Classical Music | Piano Music

Frédéric Chopin

Mazurka Op.7 No.3 in f minor  Play

Nina Emelyanova Piano

Recorded on 12/31/1969, uploaded on 11/04/2009

Musician's or Publisher's Notes

The outbreak of the November Uprising in 1830 left Frédéric Chopin a political exile from his native Poland. When word of the uprising reached Chopin in Vienna, his travelling companion Tytus Woyciechowski returned home to enlist in the Polish cause. Chopin was left alone in Vienna, homesick yet barred from returning to his native land. Unable to fully adapt himself to Viennese society, he left that great musical city after less than a year for Paris. While en route to the French capital in September 1831, the distressing news reached him of Imperial Russia’s victory over the Polish revolutionaries. As he settled into Parisian society, Chopin harbored hopes that he could soon return to Poland once the political atmosphere had settled down. This dream, however, was never realized. Throughout all this Chopin kept the vision of his homeland alive in his composition of Polish dances—namely, mazurkas and polonaises. Unlike the traditional dances, however, Chopin infused the dances with the complex techniques associated with formal composition to create a genre uniquely his own.

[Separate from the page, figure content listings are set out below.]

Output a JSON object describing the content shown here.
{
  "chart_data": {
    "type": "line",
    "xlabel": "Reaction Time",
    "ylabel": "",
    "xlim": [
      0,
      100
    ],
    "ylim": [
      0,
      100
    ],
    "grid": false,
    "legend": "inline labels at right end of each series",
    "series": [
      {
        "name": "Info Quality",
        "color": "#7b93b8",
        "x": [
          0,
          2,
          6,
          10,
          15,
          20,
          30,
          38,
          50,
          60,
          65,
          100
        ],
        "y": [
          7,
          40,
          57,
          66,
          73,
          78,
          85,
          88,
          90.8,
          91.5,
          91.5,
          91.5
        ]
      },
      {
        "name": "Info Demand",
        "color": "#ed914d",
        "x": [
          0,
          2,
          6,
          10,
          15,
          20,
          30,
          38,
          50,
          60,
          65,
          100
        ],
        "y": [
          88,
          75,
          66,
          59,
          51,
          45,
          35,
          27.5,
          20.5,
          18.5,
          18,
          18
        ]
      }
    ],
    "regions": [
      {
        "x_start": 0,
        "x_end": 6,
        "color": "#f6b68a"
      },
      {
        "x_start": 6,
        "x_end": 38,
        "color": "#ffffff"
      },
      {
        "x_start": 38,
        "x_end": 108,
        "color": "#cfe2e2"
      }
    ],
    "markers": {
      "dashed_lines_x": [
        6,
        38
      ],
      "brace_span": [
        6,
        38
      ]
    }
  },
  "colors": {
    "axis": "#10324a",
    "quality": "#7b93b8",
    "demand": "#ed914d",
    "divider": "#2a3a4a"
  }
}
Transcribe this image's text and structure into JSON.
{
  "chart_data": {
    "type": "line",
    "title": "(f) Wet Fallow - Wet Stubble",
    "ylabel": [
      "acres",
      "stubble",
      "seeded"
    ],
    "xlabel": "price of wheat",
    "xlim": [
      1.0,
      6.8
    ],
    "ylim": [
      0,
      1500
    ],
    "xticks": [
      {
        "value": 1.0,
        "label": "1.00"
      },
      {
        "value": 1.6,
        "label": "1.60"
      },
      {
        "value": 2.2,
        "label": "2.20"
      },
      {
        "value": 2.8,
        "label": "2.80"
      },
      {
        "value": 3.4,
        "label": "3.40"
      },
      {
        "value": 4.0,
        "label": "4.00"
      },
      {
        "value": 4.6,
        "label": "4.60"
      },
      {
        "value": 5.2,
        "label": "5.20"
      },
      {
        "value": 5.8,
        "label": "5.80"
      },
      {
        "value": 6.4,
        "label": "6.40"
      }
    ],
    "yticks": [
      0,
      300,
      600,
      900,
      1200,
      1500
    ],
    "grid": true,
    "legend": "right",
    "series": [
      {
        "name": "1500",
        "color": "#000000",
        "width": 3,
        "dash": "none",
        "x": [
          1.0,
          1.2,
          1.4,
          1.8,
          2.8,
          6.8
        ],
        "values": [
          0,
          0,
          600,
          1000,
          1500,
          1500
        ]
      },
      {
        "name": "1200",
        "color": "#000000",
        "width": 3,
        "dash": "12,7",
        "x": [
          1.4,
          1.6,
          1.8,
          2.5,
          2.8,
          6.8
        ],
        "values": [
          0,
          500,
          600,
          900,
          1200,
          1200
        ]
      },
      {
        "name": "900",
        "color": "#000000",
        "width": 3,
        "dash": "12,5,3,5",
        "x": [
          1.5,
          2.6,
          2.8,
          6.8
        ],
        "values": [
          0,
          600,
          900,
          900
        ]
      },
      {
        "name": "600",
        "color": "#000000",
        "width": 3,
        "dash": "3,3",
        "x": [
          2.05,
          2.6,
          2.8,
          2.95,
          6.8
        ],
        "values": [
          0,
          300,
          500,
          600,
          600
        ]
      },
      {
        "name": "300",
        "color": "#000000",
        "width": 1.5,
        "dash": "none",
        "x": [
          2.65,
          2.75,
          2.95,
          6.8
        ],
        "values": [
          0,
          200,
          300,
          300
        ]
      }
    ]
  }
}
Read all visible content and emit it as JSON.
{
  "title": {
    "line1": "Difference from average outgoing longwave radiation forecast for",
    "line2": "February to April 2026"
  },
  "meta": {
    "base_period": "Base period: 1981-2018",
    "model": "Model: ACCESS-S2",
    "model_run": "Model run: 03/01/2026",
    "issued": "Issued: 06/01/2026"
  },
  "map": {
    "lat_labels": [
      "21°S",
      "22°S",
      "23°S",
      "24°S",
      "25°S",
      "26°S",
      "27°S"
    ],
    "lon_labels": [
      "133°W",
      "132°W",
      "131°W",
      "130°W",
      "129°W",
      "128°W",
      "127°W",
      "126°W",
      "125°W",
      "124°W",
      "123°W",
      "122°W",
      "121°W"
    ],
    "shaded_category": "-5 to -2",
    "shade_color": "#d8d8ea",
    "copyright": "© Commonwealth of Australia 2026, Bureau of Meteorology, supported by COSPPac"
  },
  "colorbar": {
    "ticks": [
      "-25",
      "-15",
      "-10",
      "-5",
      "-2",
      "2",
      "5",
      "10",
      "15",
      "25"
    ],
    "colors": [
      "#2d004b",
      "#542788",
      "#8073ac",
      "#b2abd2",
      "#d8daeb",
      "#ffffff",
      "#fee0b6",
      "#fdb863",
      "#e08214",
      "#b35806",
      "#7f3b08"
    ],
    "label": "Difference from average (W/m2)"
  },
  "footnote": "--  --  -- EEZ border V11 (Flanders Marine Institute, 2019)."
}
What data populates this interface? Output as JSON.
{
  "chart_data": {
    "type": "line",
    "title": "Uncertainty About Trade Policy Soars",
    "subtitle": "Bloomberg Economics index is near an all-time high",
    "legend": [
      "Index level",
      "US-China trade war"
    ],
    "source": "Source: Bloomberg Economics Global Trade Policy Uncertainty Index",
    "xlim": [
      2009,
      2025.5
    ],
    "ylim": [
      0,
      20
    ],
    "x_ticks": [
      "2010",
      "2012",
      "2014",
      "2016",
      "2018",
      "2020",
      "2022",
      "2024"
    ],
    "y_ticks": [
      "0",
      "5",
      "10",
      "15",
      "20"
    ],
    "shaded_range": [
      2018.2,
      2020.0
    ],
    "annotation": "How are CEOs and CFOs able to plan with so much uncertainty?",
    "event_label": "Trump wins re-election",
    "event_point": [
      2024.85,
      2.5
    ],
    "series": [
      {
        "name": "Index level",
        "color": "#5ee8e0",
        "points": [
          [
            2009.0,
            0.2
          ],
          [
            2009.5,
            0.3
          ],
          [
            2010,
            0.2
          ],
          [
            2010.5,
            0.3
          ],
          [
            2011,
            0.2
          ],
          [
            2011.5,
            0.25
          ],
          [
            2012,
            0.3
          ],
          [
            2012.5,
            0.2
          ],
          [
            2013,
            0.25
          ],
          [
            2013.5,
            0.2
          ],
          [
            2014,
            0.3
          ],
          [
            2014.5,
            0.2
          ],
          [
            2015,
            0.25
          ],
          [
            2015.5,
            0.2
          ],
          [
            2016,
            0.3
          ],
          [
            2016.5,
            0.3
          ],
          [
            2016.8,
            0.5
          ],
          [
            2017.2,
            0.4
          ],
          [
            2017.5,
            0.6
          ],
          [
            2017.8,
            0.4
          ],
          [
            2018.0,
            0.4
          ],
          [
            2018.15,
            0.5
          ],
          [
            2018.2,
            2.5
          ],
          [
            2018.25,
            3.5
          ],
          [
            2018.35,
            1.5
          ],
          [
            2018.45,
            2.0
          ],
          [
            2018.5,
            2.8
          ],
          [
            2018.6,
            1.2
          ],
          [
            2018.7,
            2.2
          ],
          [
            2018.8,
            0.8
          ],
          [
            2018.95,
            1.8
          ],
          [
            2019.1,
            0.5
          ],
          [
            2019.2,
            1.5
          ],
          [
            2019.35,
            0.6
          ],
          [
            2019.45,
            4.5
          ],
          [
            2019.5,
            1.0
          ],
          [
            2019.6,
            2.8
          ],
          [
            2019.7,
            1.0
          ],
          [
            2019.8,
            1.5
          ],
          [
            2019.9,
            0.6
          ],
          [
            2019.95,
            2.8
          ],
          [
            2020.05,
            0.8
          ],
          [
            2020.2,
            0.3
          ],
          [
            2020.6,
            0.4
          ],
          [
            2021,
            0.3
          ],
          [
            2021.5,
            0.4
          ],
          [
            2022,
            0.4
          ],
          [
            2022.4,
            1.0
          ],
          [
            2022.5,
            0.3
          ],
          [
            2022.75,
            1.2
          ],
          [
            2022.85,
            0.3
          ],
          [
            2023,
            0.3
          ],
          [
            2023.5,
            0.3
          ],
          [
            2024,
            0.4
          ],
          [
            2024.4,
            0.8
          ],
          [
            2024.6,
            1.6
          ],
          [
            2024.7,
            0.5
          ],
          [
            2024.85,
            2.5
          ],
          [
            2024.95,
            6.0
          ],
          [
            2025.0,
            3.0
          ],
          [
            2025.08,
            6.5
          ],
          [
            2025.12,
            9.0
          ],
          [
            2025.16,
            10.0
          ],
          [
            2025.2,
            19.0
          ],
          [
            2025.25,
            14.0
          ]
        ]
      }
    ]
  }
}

The five mazurkas of opus 7 were composed during these transitory and unsettled years of 1830-31. Published a year later in 1832, they soon garnered Chopin recognition among French music circles. The third mazurka of the set, in F minor, begins with ominous two-part polyphony in the bass register—the upper voice sounding a sustained dominant embellished twice by semitones above and below while the lower voice descends abruptly from tonic to dominant. Following this introduction, however, is an animated theme more descriptive of a gypsy dance than anything foreboding or threatening. The middle section of the mazurka’s ternary-like design introduces a statelier theme in A-flat major. Then follows a reversal of roles in the hands—the left hand adopts a new melody alternating between the keys of E-flat minor and D-flat major, while the right provides the harmonic accompaniment. The return of the mazurka’s first theme is announced by a restatement of the introduction, this time embellished with harmonic accompaniment. A brief coda of alternating tonic and dominant harmonies closes the piece.     Joseph DuBose

 

Nina Emelyanova recorded this Mazurka in 1937.  Transferred from a 78 rpm record.